Karma Ekonomik Sistem’de ‘devletçilik’ vardı ama ‘Serbest Piyasa Ekonomisi’nde fiyatlar, serbest rekabet koşulları ortamında oluşur.   Devlet, fiyat mekanizmasına müdahale edemez!  Devlet sadece ticaretin önündeki engelleri kaldırır. Çünkü “Daha az devlet, daha çok özel girişim’ şeklinde formüle edilen yeni liberal görüş, sosyal adaleti sağlayıcı gelir dağılımı politikasını reddeder.   Neoliberal politikalara göre,  piyasa mekanizması çarkı, mal ve faktör piyasalarında oluşan göreceli fiyatlarla kimlerin zengin, kimlerin daha az zengin olacağını belirler.   Bu mekanizma içinde, iktidar için daha fazla geliri hak edenler, ön plana çıkar ve zengin olurlar.  

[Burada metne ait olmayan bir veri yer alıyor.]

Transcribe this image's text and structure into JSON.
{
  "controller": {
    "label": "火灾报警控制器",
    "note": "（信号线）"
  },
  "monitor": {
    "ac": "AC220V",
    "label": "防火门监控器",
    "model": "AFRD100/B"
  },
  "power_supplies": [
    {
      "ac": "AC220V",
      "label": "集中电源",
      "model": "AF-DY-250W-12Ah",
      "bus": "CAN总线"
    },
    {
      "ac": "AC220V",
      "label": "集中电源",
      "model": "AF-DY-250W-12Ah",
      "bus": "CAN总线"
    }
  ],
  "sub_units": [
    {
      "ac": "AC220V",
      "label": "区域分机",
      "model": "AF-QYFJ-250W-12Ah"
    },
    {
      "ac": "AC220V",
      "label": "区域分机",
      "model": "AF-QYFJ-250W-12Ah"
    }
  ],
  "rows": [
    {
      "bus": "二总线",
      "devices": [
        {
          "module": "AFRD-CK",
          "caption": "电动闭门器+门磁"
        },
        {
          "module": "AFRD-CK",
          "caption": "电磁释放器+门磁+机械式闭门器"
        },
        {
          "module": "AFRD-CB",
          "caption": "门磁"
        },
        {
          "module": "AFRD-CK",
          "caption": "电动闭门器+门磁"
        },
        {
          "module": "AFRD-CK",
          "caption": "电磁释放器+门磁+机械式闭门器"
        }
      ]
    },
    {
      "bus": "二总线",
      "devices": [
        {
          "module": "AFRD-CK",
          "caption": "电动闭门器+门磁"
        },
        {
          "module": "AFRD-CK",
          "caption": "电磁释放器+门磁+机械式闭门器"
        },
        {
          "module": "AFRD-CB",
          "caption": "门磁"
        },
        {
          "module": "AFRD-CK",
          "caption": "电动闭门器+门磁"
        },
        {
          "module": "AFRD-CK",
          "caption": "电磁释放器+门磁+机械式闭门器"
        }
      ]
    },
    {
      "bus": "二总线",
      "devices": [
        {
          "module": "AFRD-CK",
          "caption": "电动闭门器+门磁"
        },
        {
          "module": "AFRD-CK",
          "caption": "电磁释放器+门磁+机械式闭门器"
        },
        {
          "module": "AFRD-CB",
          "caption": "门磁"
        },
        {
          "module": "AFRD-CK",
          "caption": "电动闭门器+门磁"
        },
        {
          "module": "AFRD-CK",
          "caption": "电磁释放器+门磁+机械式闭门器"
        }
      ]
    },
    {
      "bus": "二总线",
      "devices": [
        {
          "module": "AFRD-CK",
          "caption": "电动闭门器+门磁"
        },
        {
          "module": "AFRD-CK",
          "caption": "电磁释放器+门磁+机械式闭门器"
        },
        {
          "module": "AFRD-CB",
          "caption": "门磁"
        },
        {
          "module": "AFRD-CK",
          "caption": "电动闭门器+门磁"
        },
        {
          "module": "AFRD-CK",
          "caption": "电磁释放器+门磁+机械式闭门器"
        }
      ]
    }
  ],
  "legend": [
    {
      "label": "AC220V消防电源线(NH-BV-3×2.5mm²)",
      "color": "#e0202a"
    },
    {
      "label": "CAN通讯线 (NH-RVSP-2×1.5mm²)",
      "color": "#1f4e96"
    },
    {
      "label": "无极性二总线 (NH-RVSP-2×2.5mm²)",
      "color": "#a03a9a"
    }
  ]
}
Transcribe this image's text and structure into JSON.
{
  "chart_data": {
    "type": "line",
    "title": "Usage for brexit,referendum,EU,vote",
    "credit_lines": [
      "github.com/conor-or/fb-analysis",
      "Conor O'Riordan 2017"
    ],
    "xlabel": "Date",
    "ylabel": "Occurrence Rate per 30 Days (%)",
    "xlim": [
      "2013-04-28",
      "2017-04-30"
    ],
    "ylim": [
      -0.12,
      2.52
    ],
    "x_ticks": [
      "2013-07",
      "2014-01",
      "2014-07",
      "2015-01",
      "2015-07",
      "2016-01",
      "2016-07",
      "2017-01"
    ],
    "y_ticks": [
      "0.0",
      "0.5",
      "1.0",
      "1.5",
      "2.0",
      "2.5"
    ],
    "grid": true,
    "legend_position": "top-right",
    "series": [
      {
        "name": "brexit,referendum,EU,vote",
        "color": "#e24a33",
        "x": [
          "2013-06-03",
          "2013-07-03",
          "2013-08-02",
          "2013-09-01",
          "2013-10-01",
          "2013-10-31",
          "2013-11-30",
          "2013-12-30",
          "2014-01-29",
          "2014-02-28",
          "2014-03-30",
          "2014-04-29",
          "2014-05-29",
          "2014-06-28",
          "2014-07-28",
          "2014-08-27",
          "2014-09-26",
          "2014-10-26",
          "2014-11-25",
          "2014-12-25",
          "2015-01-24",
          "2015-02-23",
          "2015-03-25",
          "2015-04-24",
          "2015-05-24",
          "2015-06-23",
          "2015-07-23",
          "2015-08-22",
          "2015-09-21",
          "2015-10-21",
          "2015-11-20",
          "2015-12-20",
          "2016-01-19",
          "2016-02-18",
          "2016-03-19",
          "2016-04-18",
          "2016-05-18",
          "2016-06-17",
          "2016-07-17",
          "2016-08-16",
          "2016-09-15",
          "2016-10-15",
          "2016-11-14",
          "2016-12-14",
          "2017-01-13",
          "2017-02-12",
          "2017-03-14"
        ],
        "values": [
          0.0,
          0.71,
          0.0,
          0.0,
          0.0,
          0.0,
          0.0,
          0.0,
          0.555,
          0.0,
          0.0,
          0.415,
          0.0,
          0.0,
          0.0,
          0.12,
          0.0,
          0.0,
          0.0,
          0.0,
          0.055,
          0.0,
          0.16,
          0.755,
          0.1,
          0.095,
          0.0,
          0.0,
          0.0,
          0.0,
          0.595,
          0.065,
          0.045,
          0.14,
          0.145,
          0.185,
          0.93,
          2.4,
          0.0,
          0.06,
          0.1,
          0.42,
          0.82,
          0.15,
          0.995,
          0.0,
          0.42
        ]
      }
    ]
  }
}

Aslında, Türkiye’de uygulanmakta olan ekonomik modelin diğer bir adı da  ‘Vahşi kapitalizm’dir!  Şu hale bakın! Sebze-meyve üreticileri, üretim maliyetlerindeki aşırı artışlar yüzünden üretimden vazgeçiyor. Hal komisyoncuları ve pazarcılar,  nakliye giderlerinin yüksekliğinden, köprü geçiş ücretlerinden, harç ve vergi zamlarından şikâyet ediyor. Hayrete gerek yok: Kapitalizm böyle bir şeydir işte! Her şeyin değeri para ile ölçülüyor.  İnsanlar, hayatını devam ettirebilmek için gerekli olan her şeyi sadece para ile alabiliyor. Bu ülkenin güzel insanları,   ne çekiyorsa gölgesini satamadığı ağacı bile kesen kapitalistlerden çekiyor!

31 Mart’ta yapılacak yerel seçim sonuçları ne olursa olsun! Esas itibariyle ‘vahşi kapitalizm’ gerçek yüzünü 1 Nisan’dan itibaren daha vahşice göstermeye; halkı, ülkeyi ve doğayı daha ağır koşullarda sömürmeye, perişan etmeye devam edecektir. 1 Nisan’dan sonra zam yağmuru gelecektir! Eğer halk,  bütün zorluk ve baskılara rağmen demokratik haklarını kullanıp bu vahşi düzene ciddi bir şekilde itiraz etmez, sessiz kalmaya devam ederse,  iktidar sahip olduğu imkân ve araçlarla bu bozuk ve vahşi kapitalist düzenini sürdürmeye; halka, ülkeye ve insanlığa daha büyük bedeller ödetmeye bu günlerde olduğu gibi yarın da devam eder.  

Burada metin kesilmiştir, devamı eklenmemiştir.